Bund Naturschutz will gegen Eschelbacher Hähnchenmastanlage klagen

Bund Naturschutz will gegen Eschelbacher Hähnchenmastanlage klagen

Regensburg / Eschelbach

Regensburg / Eschelbach , 08.08.2017 (rt).

 

Klage einreichen will der Bund Naturschutz in Bayern (BN) gegen die Entscheidung des Pfaffenhofener Landratsamtes, den umstrittenen Hähnchenmastbetrieb im Wolnzacher Ortsteil Eschelbach auf rund 145 000 Tiere per Genehmigung zu erweitern. In der Vergangenheit gab es deswegen bereits zahlreiche Protestaktionen, selbst die Grünen im Bayerischen Landtag entrüsteten sich, weil die Kreisbehörde eine laufende Petition gegen das Vorhaben ignorierte.

Am kommenden Freitag will die Umweltschutzorganisation nach Informationen unserer Zeitung die Klage vor Gericht einreichen. Ob in diesem Fall eine besondere Dringlichkeit vorliegt und deshalb vor Gericht ein Antrag auf einstweilige Verfügung, umgangssprachlich als "Eilverfahren" bezeichnet, gestellt wird, ist derzeit nicht bekannt.

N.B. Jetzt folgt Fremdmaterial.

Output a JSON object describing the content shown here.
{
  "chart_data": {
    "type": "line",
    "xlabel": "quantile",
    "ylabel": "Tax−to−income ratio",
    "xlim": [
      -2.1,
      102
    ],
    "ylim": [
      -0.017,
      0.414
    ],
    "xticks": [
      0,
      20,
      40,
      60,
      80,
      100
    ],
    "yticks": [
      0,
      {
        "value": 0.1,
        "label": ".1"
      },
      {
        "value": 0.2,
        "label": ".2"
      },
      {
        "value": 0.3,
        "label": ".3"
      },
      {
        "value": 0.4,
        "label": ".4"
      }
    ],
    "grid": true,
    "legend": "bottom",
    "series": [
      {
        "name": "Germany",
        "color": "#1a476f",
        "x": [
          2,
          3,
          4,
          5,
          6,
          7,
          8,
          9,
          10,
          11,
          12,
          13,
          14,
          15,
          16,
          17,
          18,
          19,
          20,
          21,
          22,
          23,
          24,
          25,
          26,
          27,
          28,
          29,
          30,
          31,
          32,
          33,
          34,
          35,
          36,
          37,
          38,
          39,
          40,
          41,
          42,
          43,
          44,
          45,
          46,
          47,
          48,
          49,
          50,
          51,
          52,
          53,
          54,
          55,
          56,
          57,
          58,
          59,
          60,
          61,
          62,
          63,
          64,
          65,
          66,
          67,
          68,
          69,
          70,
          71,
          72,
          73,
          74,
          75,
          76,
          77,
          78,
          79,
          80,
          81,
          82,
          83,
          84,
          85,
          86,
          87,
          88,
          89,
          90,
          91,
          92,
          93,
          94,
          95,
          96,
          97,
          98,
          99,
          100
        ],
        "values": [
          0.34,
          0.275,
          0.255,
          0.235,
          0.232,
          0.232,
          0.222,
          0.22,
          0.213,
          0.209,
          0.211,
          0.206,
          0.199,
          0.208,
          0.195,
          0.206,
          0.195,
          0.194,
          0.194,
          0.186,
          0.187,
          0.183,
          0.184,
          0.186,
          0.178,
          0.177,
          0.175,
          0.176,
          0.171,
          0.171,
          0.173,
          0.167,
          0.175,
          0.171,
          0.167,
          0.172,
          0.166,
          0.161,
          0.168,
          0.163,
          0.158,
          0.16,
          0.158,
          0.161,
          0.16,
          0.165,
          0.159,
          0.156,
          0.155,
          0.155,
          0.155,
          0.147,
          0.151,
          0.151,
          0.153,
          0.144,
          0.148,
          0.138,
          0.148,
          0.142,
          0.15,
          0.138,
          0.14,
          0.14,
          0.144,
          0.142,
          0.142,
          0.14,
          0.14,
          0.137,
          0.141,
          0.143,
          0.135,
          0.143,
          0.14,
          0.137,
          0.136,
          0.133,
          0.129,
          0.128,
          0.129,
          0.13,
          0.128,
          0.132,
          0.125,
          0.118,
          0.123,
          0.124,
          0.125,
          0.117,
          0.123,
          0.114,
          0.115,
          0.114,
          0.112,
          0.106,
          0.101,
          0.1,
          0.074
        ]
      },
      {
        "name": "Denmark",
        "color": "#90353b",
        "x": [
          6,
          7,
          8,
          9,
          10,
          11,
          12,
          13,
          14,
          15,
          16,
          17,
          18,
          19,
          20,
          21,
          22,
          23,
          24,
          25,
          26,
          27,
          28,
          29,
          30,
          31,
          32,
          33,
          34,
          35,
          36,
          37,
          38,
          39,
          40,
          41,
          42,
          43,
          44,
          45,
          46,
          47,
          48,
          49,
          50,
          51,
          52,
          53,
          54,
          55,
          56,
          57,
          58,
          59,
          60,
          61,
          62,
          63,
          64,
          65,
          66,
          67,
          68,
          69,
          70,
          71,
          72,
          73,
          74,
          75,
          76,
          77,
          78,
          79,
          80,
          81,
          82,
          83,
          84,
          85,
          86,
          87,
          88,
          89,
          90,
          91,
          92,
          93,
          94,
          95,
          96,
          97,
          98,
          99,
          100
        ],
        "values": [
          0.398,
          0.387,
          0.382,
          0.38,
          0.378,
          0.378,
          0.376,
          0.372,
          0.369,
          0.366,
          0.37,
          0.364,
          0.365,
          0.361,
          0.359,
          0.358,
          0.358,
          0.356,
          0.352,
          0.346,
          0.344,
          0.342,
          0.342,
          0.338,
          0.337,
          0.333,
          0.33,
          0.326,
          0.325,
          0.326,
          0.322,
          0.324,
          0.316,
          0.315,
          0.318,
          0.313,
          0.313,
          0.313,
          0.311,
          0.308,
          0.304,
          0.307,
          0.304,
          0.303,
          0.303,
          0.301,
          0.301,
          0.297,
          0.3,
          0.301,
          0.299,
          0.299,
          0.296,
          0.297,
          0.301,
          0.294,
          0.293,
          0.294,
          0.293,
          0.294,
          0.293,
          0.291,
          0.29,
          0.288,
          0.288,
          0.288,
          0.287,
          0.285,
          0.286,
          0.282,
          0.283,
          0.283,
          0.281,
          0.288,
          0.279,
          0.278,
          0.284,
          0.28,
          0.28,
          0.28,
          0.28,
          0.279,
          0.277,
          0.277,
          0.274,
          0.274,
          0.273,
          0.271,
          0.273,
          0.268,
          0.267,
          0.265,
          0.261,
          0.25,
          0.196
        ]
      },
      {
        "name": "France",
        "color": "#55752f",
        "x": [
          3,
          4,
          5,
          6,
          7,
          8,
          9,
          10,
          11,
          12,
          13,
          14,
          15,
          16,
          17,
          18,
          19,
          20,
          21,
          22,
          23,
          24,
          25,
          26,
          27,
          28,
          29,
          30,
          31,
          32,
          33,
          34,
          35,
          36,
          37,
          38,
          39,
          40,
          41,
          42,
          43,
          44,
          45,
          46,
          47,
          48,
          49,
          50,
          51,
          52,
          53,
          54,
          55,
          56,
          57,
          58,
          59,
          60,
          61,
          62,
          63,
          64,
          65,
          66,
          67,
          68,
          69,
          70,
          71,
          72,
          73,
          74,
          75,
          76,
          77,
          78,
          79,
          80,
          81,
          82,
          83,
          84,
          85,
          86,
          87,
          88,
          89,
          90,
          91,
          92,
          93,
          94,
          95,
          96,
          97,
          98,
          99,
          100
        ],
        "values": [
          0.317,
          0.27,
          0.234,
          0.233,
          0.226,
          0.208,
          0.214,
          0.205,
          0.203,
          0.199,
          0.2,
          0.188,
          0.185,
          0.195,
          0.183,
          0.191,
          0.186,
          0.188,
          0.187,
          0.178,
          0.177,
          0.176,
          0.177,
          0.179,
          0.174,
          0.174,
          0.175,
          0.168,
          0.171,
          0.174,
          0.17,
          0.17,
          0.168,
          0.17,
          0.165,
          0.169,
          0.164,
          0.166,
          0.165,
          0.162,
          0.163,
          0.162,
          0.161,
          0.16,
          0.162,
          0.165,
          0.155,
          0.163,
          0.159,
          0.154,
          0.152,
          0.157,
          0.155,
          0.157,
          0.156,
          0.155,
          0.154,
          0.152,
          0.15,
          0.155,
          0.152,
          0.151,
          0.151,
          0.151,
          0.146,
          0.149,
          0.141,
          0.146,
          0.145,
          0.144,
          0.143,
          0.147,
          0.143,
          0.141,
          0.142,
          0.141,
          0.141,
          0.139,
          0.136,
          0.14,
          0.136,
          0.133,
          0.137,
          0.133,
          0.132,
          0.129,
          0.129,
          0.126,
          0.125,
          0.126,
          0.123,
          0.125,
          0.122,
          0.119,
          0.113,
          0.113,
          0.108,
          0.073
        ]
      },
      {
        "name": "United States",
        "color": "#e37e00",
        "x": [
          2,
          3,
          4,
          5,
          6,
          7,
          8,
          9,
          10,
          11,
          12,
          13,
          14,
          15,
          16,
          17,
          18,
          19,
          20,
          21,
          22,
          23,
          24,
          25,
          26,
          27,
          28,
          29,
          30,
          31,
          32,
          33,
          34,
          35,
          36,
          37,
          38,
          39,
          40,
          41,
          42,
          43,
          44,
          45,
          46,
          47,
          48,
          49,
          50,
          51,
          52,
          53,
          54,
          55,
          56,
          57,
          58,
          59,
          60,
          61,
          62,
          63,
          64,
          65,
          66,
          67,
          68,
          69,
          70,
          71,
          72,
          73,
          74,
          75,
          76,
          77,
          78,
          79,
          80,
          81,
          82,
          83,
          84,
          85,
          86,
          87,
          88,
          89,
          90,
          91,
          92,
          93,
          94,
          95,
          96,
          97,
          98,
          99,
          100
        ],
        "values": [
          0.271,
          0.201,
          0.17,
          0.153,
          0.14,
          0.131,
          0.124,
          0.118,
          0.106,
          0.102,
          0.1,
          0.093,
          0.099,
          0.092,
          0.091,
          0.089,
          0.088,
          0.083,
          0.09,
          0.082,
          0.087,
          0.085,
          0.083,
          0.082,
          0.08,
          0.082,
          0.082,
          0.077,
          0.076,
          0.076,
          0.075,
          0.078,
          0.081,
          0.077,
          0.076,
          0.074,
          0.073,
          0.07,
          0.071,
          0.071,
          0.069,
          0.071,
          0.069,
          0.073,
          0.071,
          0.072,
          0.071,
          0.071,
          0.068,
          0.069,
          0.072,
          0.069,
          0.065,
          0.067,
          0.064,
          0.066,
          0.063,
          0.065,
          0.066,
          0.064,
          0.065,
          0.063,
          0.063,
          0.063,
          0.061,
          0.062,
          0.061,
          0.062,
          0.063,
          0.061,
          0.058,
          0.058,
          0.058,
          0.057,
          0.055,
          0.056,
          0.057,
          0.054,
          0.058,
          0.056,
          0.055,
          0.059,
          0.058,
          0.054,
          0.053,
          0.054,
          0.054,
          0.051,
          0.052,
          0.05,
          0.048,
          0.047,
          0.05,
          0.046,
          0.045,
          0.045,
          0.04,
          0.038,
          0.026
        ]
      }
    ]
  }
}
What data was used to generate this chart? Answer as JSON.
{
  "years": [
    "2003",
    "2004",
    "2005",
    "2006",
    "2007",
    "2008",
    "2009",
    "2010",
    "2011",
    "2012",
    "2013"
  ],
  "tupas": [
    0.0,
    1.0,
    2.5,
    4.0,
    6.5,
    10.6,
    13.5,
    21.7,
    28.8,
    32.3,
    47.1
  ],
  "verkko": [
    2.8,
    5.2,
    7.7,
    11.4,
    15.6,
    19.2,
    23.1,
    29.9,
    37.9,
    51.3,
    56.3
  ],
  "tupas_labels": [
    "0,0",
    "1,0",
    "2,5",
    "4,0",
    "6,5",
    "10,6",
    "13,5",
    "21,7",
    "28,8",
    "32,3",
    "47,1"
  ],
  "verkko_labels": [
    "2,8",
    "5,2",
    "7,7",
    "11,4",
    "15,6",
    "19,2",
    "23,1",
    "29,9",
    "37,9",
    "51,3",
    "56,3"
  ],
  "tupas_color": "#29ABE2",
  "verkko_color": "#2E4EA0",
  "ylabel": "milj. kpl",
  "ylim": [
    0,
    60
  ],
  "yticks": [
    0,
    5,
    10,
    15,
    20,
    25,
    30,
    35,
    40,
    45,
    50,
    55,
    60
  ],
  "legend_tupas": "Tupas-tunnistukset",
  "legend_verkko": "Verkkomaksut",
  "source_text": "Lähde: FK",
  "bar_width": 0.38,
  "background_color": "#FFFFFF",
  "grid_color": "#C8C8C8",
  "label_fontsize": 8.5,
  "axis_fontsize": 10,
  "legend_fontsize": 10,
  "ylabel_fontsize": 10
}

Anton Westner (CSU) stellte als amtierender Landrat in der Vergangenheit öffentlich bereits mehrfach klar, dass seine Behörde in allen Phasen des Genehmigungsverfahrens nach Recht und Gesetz gehandelt habe.

Seit dem 27. Juli läuft die Klagefrist, seither kann innerhalb eines Monats Klage von Personen und Verbänden erhoben werden, die sich durch das Bauvorhaben in ihren Rechten verletzt sehen. Ungeachtet dessen kann der Bauherr jedoch sofort mit dem Bau beginnen, weil er im Zusammenhang mit der Genehmigung den Sofortvollzug beantragte.